Have an awesome week Mike!
Thanks Sara, such a sweet comment 🙂
I think every time with our kids is magical for different reasons … it is great to see them be totally joyous and care-free, and then to start to gain independence and on and on … it is great stuff. And it is hard as parents to sometimes let them fail.
Once we are through the college season I will share the videos (of course, no two schools have the same requirements … so he has been writing and scripting and storyboarding and recruiting actors and buying pizza and so on for multiple schools 🙂 )
Thanks for the song. I had the kids this weekend and its so amazing to watch them play together. When they asked if they could come again next weekend it was so much validation. Then I thought how a 4 and 6 year old could have things more figured out than many 40 year olds and I hoped that life didn’t teach them to be too busy to spend time with the people they love.
Thanks for sharing – that sounds like a great weekend! I think kids have it more ‘together’ because of all of the barriers and nonsense and BS we put into our lives as adults.
I think valuing the time you DO have with those you love instead of measuring whether or not it is enough is definitely an important thing to learn. And too few people seem to learn it!
Again, you hit the nail on the head, THAT song, “Cats in the Cradle” was painful and wrenching the first time I heard it– and so many years later– it still is.
His words still teach a really powerful lesson, and bears re-listening to, if its been awhile since you’ve heard it.
Dan Fogelberg’s “Leader of the Band” is another that still just grabs my throat that same way.
When we were younger, our parents, if they were even asked, would tell us to study something that would lead us to a good job or career.
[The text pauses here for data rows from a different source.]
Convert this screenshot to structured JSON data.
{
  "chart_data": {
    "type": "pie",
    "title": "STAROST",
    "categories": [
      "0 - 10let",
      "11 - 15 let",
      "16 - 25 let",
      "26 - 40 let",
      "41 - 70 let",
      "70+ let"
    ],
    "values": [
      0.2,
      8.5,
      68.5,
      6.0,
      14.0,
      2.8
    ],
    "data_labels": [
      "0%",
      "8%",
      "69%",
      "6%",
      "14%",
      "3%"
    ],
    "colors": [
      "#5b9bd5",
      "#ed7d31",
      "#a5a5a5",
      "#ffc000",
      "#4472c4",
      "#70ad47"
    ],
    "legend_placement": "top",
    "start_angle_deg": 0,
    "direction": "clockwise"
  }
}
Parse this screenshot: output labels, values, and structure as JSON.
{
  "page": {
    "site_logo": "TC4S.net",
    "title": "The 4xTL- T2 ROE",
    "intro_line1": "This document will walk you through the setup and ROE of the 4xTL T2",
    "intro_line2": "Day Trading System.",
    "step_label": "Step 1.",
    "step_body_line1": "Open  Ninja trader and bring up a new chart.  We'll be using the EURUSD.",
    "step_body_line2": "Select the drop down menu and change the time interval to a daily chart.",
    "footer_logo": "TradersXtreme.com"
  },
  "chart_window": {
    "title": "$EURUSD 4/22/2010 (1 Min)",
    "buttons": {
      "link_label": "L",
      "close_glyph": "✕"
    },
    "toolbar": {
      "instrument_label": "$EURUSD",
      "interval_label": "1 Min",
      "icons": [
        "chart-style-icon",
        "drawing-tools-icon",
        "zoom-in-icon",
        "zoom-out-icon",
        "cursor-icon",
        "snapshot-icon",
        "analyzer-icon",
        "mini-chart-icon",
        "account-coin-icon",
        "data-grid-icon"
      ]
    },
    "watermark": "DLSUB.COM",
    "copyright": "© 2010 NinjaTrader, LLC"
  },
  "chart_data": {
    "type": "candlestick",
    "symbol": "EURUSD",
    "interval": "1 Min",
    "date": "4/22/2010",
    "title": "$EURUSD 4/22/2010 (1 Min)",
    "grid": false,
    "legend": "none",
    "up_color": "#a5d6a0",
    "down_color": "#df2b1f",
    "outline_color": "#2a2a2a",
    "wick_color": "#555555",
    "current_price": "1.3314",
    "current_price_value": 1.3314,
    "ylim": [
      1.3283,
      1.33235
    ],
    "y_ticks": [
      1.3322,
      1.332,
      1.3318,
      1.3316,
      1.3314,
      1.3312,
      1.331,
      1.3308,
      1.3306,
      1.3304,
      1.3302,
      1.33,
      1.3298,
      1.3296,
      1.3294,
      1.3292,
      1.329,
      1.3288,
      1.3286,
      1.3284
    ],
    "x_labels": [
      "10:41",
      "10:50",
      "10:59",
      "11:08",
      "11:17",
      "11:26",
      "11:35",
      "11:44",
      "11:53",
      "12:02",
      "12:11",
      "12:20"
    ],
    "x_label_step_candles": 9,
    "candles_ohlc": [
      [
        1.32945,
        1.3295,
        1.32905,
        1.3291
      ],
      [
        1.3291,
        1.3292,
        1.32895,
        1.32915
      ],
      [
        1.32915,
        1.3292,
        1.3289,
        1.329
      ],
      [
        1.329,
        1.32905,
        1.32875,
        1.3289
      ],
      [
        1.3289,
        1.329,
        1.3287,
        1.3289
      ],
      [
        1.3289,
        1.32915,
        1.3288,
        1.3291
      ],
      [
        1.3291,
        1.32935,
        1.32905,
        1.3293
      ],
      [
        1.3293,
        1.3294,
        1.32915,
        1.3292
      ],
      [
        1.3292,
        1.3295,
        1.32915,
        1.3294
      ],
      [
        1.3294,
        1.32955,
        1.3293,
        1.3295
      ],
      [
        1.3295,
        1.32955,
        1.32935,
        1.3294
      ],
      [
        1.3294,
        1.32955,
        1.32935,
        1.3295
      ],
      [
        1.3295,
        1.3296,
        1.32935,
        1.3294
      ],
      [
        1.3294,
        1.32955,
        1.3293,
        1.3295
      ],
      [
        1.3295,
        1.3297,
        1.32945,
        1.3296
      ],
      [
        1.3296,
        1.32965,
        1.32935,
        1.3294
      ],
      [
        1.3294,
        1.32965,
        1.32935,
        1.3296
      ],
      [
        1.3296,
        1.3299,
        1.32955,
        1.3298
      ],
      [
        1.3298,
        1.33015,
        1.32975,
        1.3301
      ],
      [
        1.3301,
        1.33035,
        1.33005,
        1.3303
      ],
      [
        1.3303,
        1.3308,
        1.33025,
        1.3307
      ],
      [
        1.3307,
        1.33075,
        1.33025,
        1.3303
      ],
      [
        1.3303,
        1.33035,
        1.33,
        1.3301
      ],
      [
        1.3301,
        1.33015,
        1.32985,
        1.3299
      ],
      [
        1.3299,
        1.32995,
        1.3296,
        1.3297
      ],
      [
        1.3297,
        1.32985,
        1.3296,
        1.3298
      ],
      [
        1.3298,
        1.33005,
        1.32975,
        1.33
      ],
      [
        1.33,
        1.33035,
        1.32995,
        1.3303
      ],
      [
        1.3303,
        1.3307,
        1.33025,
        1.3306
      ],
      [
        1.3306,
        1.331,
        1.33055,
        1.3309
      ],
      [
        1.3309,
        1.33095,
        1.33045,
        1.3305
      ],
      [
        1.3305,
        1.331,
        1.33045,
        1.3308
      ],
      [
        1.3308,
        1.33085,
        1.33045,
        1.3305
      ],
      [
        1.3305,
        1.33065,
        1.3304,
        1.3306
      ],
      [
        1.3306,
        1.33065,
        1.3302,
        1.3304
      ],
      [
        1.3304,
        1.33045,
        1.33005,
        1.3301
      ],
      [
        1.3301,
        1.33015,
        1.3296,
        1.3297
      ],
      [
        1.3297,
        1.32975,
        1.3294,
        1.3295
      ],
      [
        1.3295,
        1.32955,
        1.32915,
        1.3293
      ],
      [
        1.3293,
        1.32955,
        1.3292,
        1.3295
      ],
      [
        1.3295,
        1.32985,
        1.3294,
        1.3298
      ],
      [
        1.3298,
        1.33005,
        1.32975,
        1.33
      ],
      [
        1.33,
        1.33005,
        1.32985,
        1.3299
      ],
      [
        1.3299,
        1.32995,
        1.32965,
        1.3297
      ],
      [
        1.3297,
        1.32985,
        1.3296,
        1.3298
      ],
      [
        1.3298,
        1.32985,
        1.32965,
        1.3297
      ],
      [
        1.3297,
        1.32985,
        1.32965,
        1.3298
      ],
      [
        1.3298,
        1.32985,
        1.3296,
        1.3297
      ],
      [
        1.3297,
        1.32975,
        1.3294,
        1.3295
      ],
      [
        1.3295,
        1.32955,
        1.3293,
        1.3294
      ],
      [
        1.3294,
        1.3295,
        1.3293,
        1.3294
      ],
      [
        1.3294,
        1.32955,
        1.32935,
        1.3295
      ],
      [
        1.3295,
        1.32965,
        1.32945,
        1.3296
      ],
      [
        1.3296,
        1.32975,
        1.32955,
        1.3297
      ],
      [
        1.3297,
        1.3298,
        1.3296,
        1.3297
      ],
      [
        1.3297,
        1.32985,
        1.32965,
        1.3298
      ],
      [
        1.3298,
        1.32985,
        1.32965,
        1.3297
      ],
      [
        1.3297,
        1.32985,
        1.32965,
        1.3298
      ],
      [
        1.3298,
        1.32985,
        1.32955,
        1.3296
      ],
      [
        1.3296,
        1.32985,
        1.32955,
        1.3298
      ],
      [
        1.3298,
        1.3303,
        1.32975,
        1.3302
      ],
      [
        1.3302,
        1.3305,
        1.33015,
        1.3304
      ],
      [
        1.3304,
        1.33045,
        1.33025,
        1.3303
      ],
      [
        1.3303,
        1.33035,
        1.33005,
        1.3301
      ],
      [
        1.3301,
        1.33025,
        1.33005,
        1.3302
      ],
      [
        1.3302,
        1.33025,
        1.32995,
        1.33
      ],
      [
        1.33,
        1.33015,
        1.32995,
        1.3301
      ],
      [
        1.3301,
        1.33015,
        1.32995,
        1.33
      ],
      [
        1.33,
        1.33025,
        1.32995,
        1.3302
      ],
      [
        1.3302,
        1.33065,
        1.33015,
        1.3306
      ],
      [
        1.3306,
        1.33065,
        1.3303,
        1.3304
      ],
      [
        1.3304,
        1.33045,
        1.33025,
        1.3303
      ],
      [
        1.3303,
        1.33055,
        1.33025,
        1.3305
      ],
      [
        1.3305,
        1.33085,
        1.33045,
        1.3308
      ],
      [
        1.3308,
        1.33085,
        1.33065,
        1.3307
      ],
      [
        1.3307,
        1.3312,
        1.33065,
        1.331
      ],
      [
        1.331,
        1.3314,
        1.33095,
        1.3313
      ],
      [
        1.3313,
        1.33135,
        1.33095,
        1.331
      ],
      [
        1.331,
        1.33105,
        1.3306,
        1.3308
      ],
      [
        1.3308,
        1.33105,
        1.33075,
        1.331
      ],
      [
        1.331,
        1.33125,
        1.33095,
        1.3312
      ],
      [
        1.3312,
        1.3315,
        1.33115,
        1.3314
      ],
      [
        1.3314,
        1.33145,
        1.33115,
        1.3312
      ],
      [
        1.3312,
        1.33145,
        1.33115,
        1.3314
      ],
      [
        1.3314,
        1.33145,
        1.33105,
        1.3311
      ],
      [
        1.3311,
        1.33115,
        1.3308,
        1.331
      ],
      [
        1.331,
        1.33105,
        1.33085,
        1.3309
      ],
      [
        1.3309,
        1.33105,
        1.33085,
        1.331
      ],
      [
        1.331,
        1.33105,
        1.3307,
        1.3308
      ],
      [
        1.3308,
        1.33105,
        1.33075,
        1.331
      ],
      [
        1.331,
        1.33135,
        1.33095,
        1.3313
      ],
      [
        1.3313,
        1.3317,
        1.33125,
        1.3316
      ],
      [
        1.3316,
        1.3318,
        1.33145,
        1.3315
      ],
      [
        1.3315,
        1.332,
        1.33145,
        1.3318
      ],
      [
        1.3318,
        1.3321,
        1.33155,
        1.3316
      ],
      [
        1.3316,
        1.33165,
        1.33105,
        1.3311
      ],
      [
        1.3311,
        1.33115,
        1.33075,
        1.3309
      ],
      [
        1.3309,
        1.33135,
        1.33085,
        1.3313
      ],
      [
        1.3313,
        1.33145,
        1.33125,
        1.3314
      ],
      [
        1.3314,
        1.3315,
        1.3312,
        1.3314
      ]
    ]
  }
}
It was very important to them that we find our career path while we were in school, so that we could support our own families when the time came.
We told out kids to study and find their passion–to find what made them tick, not just what would fill their wallets.
Looking back, I majored in what I loved, and actually, so did my siblings. We studied what drew us in and found ways of making those majors work for us.
Now, our kids are grown. We tried, in our own very imperfect ways, to give them everything we could– to encourage them to find their own roads, ones that would serve them well, but also ones that encouraged their own passions. Now– its their turn for each to travel down his or her own road.
Its so hard to let them grow up and go, but its so wonderful when they come back to see us.
Harry Chapin’s words made a great difference to so many, many of us, and it still does.
Please, listen to it while you still can.
Great comment Clare 🙂
I know that like you I was steered towards more practical things – away from writing and music and towards engineering. But the reality is as cool as those other things sounded, math and physics were already my passion … and are still that way as I have passed 30 years since high school graduation.
At the same time I have seen many well educated and smart kids in ‘safe’ industries go without finding a job – nothing is safe, so it is more important than ever to do what you love.
And as a parent I will never regret that I always put my family first. I know I have ‘left money on the table’ … but that is OK.